Maka natural bagi mereka untuk menahan dana di luar Indonesia. Nah Jika dipaksa masuk maka cost of hedging naik. Otomatis pricing jadi tidak kompetitif. Karena buyer minta diskon dan eksportir kehilangan margin. Akibatnya? Lebih menguntungkan bagi eksportir untuk merekayasa invoice, underinvoice, atau memutar pembayaran di offshore daripada mengikuti DHE.
4. Pemerintah Tidak Memahami Konsep “Offshore Liquidity Dominance”
Singapura dan Hong Kong menguasai
• 80% transaksi FX regional,
• 70% trade financing Asia,
• 65% USD clearing pipeline.
Indonesia hanya 1–2%. Artinya? Arus devisa global tidak dikendalikan negara, melainkan arsitektur keuangan internasional. Memaksa DHE masuk ke Indonesia sama seperti meminta sungai internasional mengubah alirannya demi satu desa.

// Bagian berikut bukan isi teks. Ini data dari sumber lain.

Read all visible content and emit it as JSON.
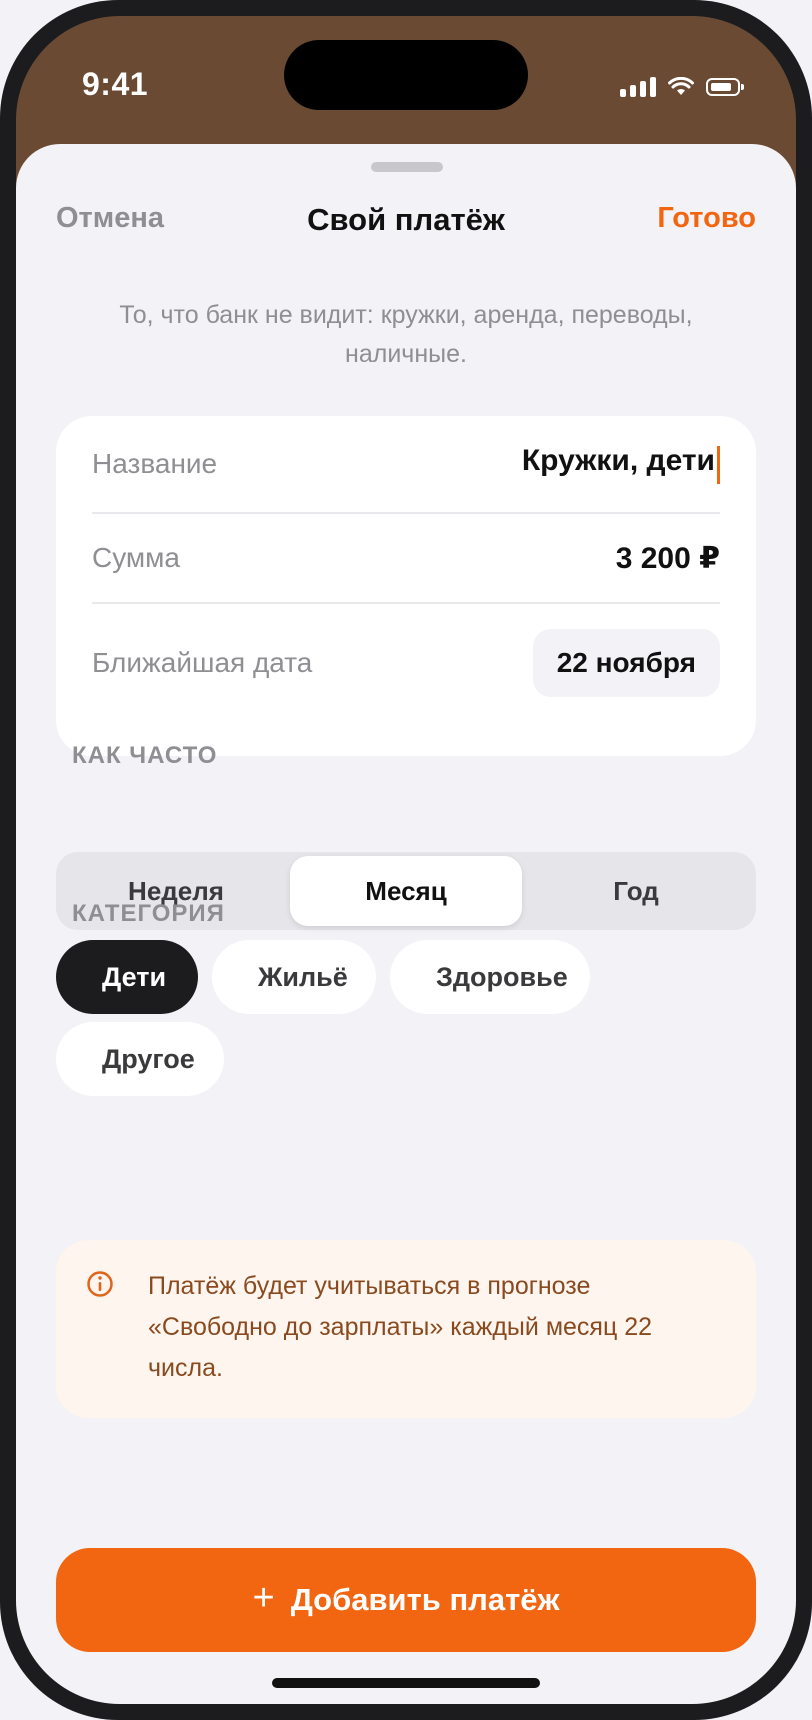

5. Pengusaha Akan Selalu Menang dalam Permainan Arbitrase FX
Karena biaya hedging di Onshore market mahal, swap rupiah tidak likuid, forward rate domestik buruk, offshore NDF lebih efisien dan modern. Jika pemerintah memaksa DHE masuk: maka eksportir tetap bisa delay, netting, mispricing, atau use offshore SPVs. Pada titik ini kebijakan tidak bisa efektif. Mengapa ? Anda sedang melawan insentif ekonomi yang lebih kuat daripada regulasi negara.
6. Rezim Moneter Bebas (Open Capital Account) Membuat DHE Tidak Bisa Dipaksa
Indonesia menganut sistem kurs mengambang, aliran modal bebas keluar masuk, offshore NDF aktif, bank internasional dominan. Dalam rezim seperti ini, kapital mencari efisiensi, bukan nasionalisme. Maka, kebijakan DHE kontradiktif. Anda membuka pintu modal bebas tapi ingin devisa “dikurung” secara administratif. Ini seperti ingin memelihara burung-burung liar di halaman rumah, hanya dengan papan larangan.
KESIMPULAN
Kebijakan DHE mustahil efektif selama Trade financing dikuasai offshore. FX market domestik tidak dalam & tidak efisien. Rupiah tidak convertible penuh. Bank asing mengendalikan settlement. Sistem moneter Indonesia tetap open capital account. Ini bukan masalah patriotisme atau ketidakpatuhan pengusaha. Ini masalah desain.DHE hanya akan efektif jika Indonesia membangun infrastruktur trade financing sendiri, memperdalam pasar valas domestik, memperkuat perbankan lokal, mendorong settlement ekspor memakai IDR atau direct FX pair.
Atau dengan kata lain, yang
harus dibangun adalah ARSITEKTUR, bukan ANCAMAN. Regulasi bisa memaksa orang patuh, tapi tidak bisa memaksa pasar global mengubah struktur finansialnya.